Parliament seals 2014 EU budget and the spending ceiling until 2020

European Parliament. Extraordinary meeting of the Committee on Budgets on Multiannual Financial Framework 2014-2020 in the EP in Strasbourg – The Committee first heard as statements by Alain Lamassure (EPP, FR), Chair of the EP Committee on Budgets and a cutaway by MEP Ann Jensen, EP rapporteur on the EU budget for 2014. (EP Audiovisual Services

European Parliament. Extraordinary meeting of the Committee on Budgets on Multiannual Financial Framework 2014-2020 in the EP in Strasbourg – The Committee first heard as statements by Alain Lamassure (EPP, FR), Chair of the EP Committee on Budgets and a cutaway by MEP Ann Jensen, EP rapporteur on the EU budget for 2014. (EP Audiovisual Services).

Finally, the European Parliament, after obtaining from the Council (that is the member state governments) what was possible to squeeze out in these times of widespread austerity, yesterday approved both the 2014 budget and the 2014-2020 financial framework, which sets limits on EU’s spending for the next seven years.

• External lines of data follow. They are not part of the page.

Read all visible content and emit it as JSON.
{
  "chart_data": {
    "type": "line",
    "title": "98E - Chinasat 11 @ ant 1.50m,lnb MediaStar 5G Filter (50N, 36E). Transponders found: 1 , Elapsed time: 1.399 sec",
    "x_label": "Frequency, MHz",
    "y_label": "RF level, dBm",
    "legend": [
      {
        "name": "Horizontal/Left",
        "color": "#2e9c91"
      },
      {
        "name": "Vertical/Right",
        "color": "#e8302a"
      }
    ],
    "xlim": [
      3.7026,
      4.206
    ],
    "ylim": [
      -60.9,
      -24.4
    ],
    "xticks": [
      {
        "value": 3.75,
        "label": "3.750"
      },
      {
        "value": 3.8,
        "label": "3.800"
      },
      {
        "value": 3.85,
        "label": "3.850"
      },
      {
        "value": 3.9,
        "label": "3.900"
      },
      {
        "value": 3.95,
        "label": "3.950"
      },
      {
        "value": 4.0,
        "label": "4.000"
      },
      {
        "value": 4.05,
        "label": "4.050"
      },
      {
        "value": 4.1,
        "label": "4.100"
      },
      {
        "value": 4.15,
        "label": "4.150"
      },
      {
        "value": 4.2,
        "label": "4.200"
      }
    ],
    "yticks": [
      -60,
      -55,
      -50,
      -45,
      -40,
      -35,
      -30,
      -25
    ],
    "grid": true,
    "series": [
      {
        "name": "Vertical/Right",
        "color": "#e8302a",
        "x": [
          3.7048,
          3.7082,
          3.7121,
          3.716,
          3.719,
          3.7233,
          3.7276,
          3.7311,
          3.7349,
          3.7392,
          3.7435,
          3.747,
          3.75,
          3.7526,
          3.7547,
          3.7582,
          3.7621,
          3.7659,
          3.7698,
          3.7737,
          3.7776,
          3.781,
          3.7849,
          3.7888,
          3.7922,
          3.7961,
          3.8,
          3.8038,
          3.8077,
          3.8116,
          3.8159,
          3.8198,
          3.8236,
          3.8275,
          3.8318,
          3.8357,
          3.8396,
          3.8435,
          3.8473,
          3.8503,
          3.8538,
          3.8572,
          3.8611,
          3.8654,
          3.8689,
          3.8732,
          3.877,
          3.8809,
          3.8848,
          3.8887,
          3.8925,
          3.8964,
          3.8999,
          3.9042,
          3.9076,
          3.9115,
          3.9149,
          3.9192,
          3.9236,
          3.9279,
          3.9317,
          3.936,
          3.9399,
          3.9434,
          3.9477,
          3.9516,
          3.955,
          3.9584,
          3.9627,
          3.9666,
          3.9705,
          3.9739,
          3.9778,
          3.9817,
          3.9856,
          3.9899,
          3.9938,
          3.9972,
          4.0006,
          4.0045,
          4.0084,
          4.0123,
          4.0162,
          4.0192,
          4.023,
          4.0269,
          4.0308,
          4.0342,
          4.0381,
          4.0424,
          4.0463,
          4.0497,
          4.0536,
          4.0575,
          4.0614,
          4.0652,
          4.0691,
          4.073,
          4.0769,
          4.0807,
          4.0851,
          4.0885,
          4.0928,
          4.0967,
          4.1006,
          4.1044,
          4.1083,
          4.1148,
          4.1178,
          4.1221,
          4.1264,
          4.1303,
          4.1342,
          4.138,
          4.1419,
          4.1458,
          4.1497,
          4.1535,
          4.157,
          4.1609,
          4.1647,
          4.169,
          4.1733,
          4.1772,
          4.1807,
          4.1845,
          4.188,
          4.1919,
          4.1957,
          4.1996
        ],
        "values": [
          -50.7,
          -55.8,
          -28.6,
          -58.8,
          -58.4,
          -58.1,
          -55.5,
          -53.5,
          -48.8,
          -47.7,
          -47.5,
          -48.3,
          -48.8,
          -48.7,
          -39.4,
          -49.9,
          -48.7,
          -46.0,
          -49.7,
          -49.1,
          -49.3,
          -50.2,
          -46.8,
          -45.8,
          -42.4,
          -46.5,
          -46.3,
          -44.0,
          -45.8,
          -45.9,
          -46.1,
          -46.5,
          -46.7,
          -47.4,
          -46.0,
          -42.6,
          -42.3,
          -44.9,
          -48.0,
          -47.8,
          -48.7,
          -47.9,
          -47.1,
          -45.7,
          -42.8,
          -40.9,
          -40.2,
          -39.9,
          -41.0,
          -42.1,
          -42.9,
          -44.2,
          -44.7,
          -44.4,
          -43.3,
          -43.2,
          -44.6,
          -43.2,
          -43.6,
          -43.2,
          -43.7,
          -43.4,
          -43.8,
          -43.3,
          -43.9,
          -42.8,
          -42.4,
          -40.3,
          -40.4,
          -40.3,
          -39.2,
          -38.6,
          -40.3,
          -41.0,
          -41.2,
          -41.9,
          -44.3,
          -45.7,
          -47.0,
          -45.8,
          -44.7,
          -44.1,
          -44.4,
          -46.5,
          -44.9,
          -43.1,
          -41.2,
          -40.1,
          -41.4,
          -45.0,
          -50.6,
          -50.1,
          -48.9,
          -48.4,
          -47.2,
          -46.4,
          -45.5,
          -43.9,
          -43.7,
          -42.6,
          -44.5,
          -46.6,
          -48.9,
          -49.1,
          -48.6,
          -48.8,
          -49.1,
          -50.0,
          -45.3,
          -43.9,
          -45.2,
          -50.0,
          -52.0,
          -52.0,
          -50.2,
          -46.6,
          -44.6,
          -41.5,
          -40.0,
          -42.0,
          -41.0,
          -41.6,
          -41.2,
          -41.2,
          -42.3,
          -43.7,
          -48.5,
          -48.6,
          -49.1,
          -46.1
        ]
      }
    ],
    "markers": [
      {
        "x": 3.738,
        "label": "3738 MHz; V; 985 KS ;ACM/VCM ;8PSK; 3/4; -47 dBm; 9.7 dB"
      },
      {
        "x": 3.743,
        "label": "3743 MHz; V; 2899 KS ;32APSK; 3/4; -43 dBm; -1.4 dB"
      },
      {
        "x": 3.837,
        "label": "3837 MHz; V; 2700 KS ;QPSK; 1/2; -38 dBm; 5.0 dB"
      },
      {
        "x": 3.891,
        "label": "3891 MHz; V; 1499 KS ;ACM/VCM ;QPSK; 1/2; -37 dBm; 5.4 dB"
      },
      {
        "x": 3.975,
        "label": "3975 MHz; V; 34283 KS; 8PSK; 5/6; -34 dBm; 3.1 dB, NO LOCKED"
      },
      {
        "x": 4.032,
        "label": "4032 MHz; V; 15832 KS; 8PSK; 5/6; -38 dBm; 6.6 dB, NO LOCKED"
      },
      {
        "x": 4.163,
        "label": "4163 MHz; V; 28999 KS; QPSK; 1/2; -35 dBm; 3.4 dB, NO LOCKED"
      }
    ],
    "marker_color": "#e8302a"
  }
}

Yesterday, the Budgets Parliamentary Committee voted both those financial exercises.

In detail, yesterday, Parliament’s Budgets Committee approved the EU’s long-term budget (Multi-annual Financial Framework – MFF) for 2014-2020 and 2014 budget, along the lines of the deal struck earlier this week between the legislators and the member states. Parliament’s final votes on these budgets are scheduled for next week in the full house. Presumably, the largely positive vote in the Committee anticipates the plenary’s decision. The MFF was approved by 28 votes to 5 with no abstentions, while the draft amending budget 9 for 2013 (flood compensation, shortfalls in research) approved by 33 votes to 2 and 0 abstentions.

Amending budgets

Amending the 2013 budget was at the centre of disagreement between the Parliament and the Council. It concerned the built in shortcoming of EU budgetary exercises. To explain this, it is needed to analyse, in short, the very structure of EU budgets. Every November, the Council and the Parliament approve next year’s financial balances, which contain two main items; actual spending and appropriations (undertaking of liabilities). The latter are usually larger than the former. As the years pass those differences accumulate.

In September 2013 there were still unpaid bills of €3.9 billion, pending even from the 2012 exercise. This is money owed to member states, local authorities and other entities for having completed projects co-financed by the EU. Already at the beginning of 2013, the Commission had estimated that all the unpaid bills amounted to €11.2 billion, not at all a small amount. Because of this oversized magnitude of pending obligations, the Parliament feared that the Council will try to cover a part of it from 2014 resources, thus even further reducing the already cut down next year’s budgetary spending.

Insistent legislators

The Parliament has consistently stressed the need to fill the entire payment gap for 2013 prior to agreeing on the MFF, the next long-term EU budget period starting in 2014. It didn’t make sense to agree on a budget for 2014 – the first year under the new MFF – if the previous year ends with a series of unpaid bills. When the Commission tabled its first request for additional funds (€11.2 billion), the Council proposed a two-tier approach: €7.3 billion were approved early this year and the outstanding amount (€3.9 billion) was left to be settled later on in the year.

At this point, it has to be clarified that, towards the end of 2012 when the 2013 budget was discussed and approved, the Parliament, the Council and the Commission had agreed to cover all those gaps within the following year. However, the Council while approving in July to pay €7.3bn, left the €3.9bn in the air. It was exactly the €3.9bn that separated the Parliament and the Council until this week.

In its resolution of 3 July 2013 regarding the overall 2014-2020 MFF spending, the Parliament had stressed that the €3.9 billion had to come through before the end of this year otherwise the Parliament would not give its green light to the MFF and the 2014 budget. Time passed and November came. Finally, after negotiating through last Monday night, the Parliament and the Council struck a deal early on Tuesday, which remedies that €3.9bn in payment shortfalls during the current fiscal year.

In short, last Tuesday morning everything was clarified and yesterday’s vote in the Budgets Parliamentary Committee was a rather typical procedure.